We have tangible examples. A large Canadian bank recently engaged us—its CEO and security leadership were focused on how to quickly remediate risk. After discussing our eliminate capability, they were excited and initiated an immediate proof of concept. Conversations like this, where customers ask if we have a patching capability because they need to move faster than their current processes allow, are happening more frequently. Customers value the ability to find, validate, patch or apply mitigations and revalidate in hours rather than days or weeks. That's a direct indicator that this is a budgeted priority in some organizations, and we expect more to follow as the threat landscape accelerates.
A quick follow-up on NRR: what moves the needle for the next leg of growth? Is it primarily proving monetization of ETM and Agent Vail, or are there legacy mix drags to consider? Why be cautious in accelerating company-level NRR guidance today?

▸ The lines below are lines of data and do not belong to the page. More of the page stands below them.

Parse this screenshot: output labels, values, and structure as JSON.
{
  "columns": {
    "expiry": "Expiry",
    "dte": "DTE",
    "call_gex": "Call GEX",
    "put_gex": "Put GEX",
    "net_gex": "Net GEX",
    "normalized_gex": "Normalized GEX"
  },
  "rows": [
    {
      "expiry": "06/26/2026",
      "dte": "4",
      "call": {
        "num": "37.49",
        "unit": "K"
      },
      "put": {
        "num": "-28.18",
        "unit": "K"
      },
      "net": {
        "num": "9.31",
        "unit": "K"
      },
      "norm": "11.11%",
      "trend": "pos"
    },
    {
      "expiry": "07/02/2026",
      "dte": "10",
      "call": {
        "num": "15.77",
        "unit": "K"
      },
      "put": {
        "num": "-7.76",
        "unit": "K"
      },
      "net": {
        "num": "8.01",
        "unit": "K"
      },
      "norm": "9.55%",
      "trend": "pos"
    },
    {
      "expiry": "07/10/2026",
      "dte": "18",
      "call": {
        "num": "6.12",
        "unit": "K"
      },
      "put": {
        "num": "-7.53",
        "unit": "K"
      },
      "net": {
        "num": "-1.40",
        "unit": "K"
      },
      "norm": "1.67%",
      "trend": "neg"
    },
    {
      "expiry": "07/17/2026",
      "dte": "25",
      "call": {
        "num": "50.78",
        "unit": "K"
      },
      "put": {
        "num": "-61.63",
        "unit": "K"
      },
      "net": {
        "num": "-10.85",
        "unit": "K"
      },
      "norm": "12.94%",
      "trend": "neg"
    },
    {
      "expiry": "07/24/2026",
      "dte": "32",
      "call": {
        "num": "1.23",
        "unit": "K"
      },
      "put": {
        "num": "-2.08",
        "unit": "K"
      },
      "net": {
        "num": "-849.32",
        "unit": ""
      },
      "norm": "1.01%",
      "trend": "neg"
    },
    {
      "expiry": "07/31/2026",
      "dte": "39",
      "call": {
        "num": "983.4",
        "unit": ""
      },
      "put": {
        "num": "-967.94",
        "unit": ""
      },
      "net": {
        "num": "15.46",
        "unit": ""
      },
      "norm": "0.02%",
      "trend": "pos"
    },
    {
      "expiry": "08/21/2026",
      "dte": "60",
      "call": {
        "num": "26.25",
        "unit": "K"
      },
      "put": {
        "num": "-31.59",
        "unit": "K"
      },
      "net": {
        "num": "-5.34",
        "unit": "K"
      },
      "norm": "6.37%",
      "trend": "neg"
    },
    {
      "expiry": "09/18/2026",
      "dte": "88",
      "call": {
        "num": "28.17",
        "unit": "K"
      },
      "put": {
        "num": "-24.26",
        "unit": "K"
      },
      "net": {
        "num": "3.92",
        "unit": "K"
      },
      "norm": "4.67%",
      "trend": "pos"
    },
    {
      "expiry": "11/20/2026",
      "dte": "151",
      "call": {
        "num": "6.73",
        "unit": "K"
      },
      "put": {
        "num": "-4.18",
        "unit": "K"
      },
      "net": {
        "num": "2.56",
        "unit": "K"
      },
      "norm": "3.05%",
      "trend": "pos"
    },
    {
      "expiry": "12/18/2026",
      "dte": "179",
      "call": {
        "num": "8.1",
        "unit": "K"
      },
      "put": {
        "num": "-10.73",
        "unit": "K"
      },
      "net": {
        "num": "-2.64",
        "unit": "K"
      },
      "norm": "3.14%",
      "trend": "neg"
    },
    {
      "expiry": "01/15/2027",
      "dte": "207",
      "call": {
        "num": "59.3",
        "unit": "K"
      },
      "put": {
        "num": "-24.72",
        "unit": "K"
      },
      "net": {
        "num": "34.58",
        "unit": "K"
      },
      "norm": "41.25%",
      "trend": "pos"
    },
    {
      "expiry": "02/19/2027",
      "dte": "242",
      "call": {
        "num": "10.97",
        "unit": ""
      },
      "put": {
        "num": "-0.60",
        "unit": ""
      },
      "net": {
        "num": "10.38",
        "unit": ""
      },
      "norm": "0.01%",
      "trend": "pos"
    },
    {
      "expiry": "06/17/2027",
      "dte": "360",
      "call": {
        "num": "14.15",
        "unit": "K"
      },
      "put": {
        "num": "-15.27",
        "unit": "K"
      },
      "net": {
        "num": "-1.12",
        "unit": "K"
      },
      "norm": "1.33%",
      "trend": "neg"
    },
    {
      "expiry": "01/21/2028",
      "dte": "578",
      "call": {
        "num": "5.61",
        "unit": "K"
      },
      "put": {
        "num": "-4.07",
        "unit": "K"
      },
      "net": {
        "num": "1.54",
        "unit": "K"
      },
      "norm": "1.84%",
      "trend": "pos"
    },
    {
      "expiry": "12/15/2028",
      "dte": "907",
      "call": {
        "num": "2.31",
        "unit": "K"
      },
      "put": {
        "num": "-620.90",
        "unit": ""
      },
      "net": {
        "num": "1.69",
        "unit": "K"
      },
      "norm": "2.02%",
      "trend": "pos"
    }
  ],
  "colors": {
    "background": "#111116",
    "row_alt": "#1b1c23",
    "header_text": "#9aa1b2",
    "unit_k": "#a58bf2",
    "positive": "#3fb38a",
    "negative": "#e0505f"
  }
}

Our guidance is grounded in historical product adoption patterns. New products like ETM historically take time to achieve meaningful penetration across the customer base. For example, CSAM launched in 2021 and took time to ramp. ETM and CSAM together made up 11% of bookings on an LTM basis in Q1, so we expect upgrades and broader adoption will take time to materially impact company-level NRR. We're tracking the ETM/CSAM cohort to monitor upgrades and upsell, and we will update guidance as the adoption trajectory becomes clearer.
The next question will come from Brian Essex with JPMorgan.
With foundation models improving vulnerability discovery, the spectrum of assets ranges from OS and infrastructure to custom apps and OT where patching may not be feasible. Where are these models best placed for vulnerability discovery and potential exploitation, and how does that change customer risk profiles and how they will use your platform to mitigate those risks?
Frontier models will help developers find vulnerabilities in code, and that could reduce some zero-day risk if developers fix issues before attackers exploit them. But models also enable attackers to chain lower-severity vulnerabilities into higher-impact exploits. That's where TruRisk scoring and our early detection play a role—we often flag vulnerabilities likely to become high risk earlier than industry feeds. ETM supports a range of mitigations beyond patching, including compensating controls, removing unused binaries or changing configuration, which are valuable when immediate patching isn't possible, such as in OT. Our goal is to provide a menu of remediation options tailored to the customer's environment so they can eliminate risk effectively without causing outages. That combination—deep detection, exploit validation, prioritization and multiple remediation paths—is why customers rely on Qualys to manage evolving risk profiles.
Follow-up for Joo Mi on Q-Flex: could Q-Flex help accelerate migration of existing customers to ETM?
Yes. We're working with customers today on Q-Flex and plan a broader GA by year-end. Q-Flex can provide flexibility that helps customers adopt new capabilities like ETM throughout the year, which can support migration and expansion.
We do have conversations where Q-Flex is paired with ETM sales and customers appreciate the flexibility to reallocate credits as priorities change. This is well received, especially given the pace of new capabilities and changing priorities.
This is all the time that we have for questions. We want to thank you for your participation. This will conclude today's conference call, and have a good evening.